# LSTM
RNN在处理长期依赖（时间序列上距离较远的节点）时会遇到巨大的困难，因为计算距离较远的节点之间的联系时会涉及雅可比矩阵的多次相乘，会造成梯度消失或者梯度膨胀的现象。

循环神经网络除了训练困难，还有一个更严重的问题，那就是短时记忆(Short-term memory).它在处理较长的句子时，往往只能够理解有限长度内的信息，而对于位于较长范围类的有用信息往往不能够很好的利用起来。

![](./images/LSTM2.png)

## 原理

RNN的核心思想是上一个时间戳的状态向量$h_{t-1}$与当前时间戳的输入$x_t$经过线性变换后, 通过激活函数得到新的状态向量$h_{t}$.
LSTM 新增了一个状态向量$𝑪$, 同时引入了门控(Gate)机制，通过门控单元来控制信息的遗忘和刷新，他们包含一个 sigmoid 神经网络层和一个 pointwise 乘法操作.

### 遗忘层门

作用: 将细胞状态中的信息选择性的遗忘, 作用于 LSTM 状态向量𝒄上面，.

操作步骤：该门会读取$h_{t-1}$和$x_t$，输出一个在 0 到 1 之间的数值给每个在细胞状态$C_{t-1}$中的数字。1 表示“完全保留”，0 表示“完全舍弃”。
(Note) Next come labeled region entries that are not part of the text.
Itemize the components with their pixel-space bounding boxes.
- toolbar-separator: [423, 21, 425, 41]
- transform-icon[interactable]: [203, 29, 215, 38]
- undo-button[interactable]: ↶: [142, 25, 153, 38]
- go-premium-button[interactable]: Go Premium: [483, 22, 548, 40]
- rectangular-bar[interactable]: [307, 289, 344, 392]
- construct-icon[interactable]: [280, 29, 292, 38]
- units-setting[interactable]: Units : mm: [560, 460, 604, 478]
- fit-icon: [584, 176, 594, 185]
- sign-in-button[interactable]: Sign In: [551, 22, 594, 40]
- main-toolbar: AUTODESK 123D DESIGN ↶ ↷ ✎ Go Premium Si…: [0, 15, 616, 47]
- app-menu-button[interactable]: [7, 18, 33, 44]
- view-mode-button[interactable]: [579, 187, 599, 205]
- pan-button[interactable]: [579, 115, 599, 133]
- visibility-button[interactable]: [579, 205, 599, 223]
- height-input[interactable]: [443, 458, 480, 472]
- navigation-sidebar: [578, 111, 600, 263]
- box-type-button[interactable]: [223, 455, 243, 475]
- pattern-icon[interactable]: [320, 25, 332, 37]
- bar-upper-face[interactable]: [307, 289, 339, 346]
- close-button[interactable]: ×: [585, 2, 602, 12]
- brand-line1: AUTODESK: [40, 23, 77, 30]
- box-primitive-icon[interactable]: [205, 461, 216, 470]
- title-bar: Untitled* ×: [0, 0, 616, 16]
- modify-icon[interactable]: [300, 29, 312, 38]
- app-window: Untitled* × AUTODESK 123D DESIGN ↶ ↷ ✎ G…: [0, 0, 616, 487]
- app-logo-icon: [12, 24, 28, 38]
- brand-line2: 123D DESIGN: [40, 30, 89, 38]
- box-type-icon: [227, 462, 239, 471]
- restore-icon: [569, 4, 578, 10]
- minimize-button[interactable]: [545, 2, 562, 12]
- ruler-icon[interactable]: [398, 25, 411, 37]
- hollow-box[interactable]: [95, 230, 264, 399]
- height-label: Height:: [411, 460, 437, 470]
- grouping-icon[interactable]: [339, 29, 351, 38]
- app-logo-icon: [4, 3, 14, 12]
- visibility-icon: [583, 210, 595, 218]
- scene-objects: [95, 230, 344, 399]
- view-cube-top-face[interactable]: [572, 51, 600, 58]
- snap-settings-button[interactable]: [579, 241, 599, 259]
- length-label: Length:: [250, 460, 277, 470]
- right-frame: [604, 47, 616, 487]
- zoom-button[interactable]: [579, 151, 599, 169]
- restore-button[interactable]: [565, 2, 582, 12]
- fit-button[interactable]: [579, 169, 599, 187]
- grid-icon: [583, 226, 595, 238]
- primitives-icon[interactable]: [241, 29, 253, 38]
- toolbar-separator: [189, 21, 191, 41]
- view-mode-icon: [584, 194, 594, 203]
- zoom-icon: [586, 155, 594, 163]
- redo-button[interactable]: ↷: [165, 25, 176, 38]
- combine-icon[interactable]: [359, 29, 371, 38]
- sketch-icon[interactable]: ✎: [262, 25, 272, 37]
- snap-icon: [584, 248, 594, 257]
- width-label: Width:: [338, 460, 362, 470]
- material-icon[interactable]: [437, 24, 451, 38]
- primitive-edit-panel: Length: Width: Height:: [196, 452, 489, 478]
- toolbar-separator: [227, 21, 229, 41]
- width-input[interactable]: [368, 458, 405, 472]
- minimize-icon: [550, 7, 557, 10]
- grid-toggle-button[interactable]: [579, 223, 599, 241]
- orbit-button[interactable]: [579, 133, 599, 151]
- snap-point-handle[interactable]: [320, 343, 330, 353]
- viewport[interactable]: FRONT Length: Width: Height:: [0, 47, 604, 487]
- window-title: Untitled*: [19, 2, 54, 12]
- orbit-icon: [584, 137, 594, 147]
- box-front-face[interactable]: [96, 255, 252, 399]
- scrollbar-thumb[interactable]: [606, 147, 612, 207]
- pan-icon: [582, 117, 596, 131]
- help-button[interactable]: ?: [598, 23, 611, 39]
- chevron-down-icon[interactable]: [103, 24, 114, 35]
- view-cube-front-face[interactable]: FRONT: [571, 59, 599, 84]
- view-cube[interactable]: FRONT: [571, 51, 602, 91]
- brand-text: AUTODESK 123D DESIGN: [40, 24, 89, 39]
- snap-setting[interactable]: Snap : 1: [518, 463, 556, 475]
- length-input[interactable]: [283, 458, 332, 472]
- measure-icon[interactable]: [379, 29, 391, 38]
公式: $$f_t = \sigma(W_f[h_{t-1}, x_t] + b_f)$$

### 输入层门

作用: 将新的信息选择性的记录到细胞状态中, 控制LSTM对输入的接收程度

操作步骤: 

1. sigmoid层决定什么值我们将要更新($i_t$);   
2. tanh 层创建一个新的候选值向量$\tilde{C}_t​$加入到状态中;  
3. 将$c_{t-1}$更新为$c_{t}$, 丢弃需要丢弃的旧状态, 获得需要获得的新状态

公式:
$$
i_t = \sigma(W_i[h_{t-1}, x_t] + b_i) \\
\tilde{C}_t = tanh(W_C[h_{t-1}, x_t] + b_C) \\
C_t = f_t * C_{t-1} + i_t * \tilde C_t
$$


### 输出门层

作用: 确定输出什么值, 内部状态$C_t$不会直接用于输出

操作步骤: 

1. 通过sigmoid 层来确定细胞状态的哪个部分将输出
2. 把细胞状态通过 tanh 进行处理，并将它和 sigmoid 门的输出相乘, 输出确定输出的部分

公式:
$$
o_t = \sigma(W_o[h_{t-1}, x_t] + b_o) \\
h_t = o_t * tanh(C_t)
$$


|输入门控 |遗忘门控 |LSTM行为|
|---|---|---|
|0|1|只是用记忆|
|1|1| 综合输入和记忆|
|0|0|清零记忆|
|1|0|输入覆盖记忆|


### LSTM 使用

In [None]:
import tensorflow as tf
import numpy as np
import matplotlib.pyplot as plt

%matplotlib inline

In [None]:
from tensorflow.keras import layers, Input, Model, Sequential, datasets

In [None]:
gpus = tf.config.experimental.list_physical_devices('GPU')
try:
    for gpu in gpus:
        tf.config.experimental.set_memory_growth(gpu, True)
        print(gpu)
except RuntimeError as e:
    print(e)

In [None]:
x = tf.random.normal([2, 80, 100])  # 
xt = x[:, 0, :]  # 第一个单词, 第一个时间戳的输入

cell = layers.LSTMCell(64)  # 与SimpleRNNCell 类似
state = [tf.zeros([2, 64]), tf.zeros([2, 64])]  # 初始状态h0,C0
out, state = cell(xt, state)

In [None]:
cell?

In [None]:
out.shape

In [None]:
cell.get_config()

In [None]:
w_xh,w_hh, b =  cell.trainable_variables
w_xh.shape, w_hh.shape, b.shape  # 4 个部分堆叠

In [None]:
for xt in tf.unstack(x, axis=1):
    out, state = cell(xt, state)

In [None]:
# LSTM层
lstm_layer = layers.LSTM(64)

out = lstm_layer(x)
out.shape

In [None]:
# 简单堆叠LSTM层
lstm_net = Sequential([
    layers.LSTM(units=64, return_sequences=True),
    layers.LSTM(units=64),
])
lstm_net = lstm_net(x)

###  使用LSTM进行情感分类

In [None]:
BATCH_SIZE = 128
TOTAL_WORDS = 10000  # 词汇表大小
MAX_REVIEW_LEN = 80  # 句子长度
EMBEDDING_LEN = 100  # 词向量长度

In [None]:
(X_train, y_train), (X_test, y_test) = datasets.imdb.load_data(num_words=TOTAL_WORDS)

In [None]:
word_index = datasets.imdb.get_word_index()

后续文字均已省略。